Немного погодя разразилась гроза. Не знаю почему, но я встала, вернулась к костру. Там ещё было человек тридцать, они танцевали под дождем совершенно голые. Один грубо схватил меня за плечи, подтащил к огню, заставляя посмотреть на то, что осталось от тела. Я увидела череп с пустыми глазницами. Плоть, не полностью истребленная огнем, наполовину смешалась с пеплом, получился как бы небольшой ком грязи. Я стала кричать, этот тип отпустил меня, и мне удалось унести ноги. Назавтра мы с подругой уехали. Я больше никогда ничего не слышала об этих людях.
– И статьи в «Пари-матч» не читала?
– Нет… – Кристиана недоуменно пожала плечами.

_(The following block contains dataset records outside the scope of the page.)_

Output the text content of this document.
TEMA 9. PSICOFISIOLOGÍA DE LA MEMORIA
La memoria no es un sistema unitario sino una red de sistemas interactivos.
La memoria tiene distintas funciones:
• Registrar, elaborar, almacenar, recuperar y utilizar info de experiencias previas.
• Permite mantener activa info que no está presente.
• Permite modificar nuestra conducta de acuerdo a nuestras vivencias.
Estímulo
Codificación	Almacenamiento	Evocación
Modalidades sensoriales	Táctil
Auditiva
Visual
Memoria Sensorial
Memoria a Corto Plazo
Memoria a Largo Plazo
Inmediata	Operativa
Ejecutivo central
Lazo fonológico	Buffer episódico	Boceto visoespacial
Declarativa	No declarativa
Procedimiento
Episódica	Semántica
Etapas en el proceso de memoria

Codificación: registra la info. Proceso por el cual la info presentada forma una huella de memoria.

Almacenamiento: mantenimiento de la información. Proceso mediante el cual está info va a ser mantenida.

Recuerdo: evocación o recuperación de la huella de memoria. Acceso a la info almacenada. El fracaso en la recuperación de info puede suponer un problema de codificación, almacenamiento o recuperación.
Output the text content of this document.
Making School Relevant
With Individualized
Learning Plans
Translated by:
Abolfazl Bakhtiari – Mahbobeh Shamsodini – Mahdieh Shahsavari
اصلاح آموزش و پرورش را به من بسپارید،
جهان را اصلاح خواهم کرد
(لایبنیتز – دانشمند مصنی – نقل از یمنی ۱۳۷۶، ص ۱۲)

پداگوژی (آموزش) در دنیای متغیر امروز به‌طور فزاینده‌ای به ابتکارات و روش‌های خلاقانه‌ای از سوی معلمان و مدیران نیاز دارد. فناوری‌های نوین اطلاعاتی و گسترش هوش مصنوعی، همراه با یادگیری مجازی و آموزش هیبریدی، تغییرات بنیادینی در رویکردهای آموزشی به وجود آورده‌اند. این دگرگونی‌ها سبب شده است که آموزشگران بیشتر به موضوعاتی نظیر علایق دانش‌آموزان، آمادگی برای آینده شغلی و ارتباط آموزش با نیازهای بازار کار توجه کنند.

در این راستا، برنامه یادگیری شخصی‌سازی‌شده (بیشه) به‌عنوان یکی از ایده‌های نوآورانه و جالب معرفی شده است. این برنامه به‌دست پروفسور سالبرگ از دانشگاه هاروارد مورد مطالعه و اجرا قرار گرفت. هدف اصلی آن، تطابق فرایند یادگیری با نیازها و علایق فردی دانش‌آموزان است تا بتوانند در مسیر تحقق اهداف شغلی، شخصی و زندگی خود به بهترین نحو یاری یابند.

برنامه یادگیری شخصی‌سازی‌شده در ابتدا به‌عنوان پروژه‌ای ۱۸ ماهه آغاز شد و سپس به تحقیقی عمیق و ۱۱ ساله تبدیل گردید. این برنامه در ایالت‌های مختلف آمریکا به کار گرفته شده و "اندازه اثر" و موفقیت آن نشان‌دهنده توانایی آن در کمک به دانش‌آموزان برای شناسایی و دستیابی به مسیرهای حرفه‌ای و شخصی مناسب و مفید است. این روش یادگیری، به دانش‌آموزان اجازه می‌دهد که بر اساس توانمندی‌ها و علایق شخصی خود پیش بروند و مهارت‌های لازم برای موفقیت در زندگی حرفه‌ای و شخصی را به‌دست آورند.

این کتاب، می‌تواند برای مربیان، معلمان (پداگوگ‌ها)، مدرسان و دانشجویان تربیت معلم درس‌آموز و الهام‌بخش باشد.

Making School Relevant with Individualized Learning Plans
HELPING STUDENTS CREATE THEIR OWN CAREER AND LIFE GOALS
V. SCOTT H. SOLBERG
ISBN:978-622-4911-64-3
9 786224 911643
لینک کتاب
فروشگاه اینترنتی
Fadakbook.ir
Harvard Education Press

Брюно прервал разговор и, прежде чем продолжить его, потребовал два кофе. За долгие годы он выработал для себя концепцию жизни грубую и циничную, типично мужскую. Мир – замкнутое пространство, кишащее живыми тварями; все их движение ограничено жестким, наглухо запертым кольцом горизонта, вполне ощутимым, но недоступным: это кольцо – законы морали. Но сказано все же, что у любви свой закон, и она ему подчиняется. Кристиана не отрывала от него внимательного, нежного взгляда; глаза у неё были немного усталые.
* * *
– Эта история до такой степени омерзительна, – начал Брюно неохотно, – что я был удивлен, как это журналисты раньше о ней не заговорили. Короче, случилось это пять лет назад, судебный процесс состоялся в Лос-Анджелесе, для Европы секты сатанистов были ещё в новинку. Давид ди Меола – я сразу вспомнил это имя – был одним из двенадцати обвиняемых; он же был одним из тех двоих, что сумели ускользнуть от полиции. Если верить статье, он, по всей вероятности, бежал в Бразилию. Обвинения, выдвинутые против него, были убийственны. В его поместье обнаружили добрую сотню видеокассет с картинами пыток и убийств, все они были заботливо систематизированы и снабжены этикетками; на некоторых он появляется без маски. На кассете, которая была продемонстрирована при слушании дела, была заснята сцена кошмарной расправы над старой женщиной, Мэри Макналлаган, и её крошечной внучкой. Ди Меола на глазах бабушки острыми клещами оторвал у младенца руки и ноги; потом пальцами вырвал у старой женщины один глаз и мастурбировал в кровавую глазницу; в то же время он подключил дистанционно управляемую видеокамеру перед самым её лицом. Она сидела скорчившись; металлический ошейник, привинченный к стене, надежно удерживал ее; все это происходило в помещении, похожем на гараж. В последнем кадре фильма она валялась в собственных экскрементах; кассета была рассчитана как минимум на сорок пять минут, но только полицейские просмотрели её всю, присяжные через десять минут попросили прекратить демонстрацию.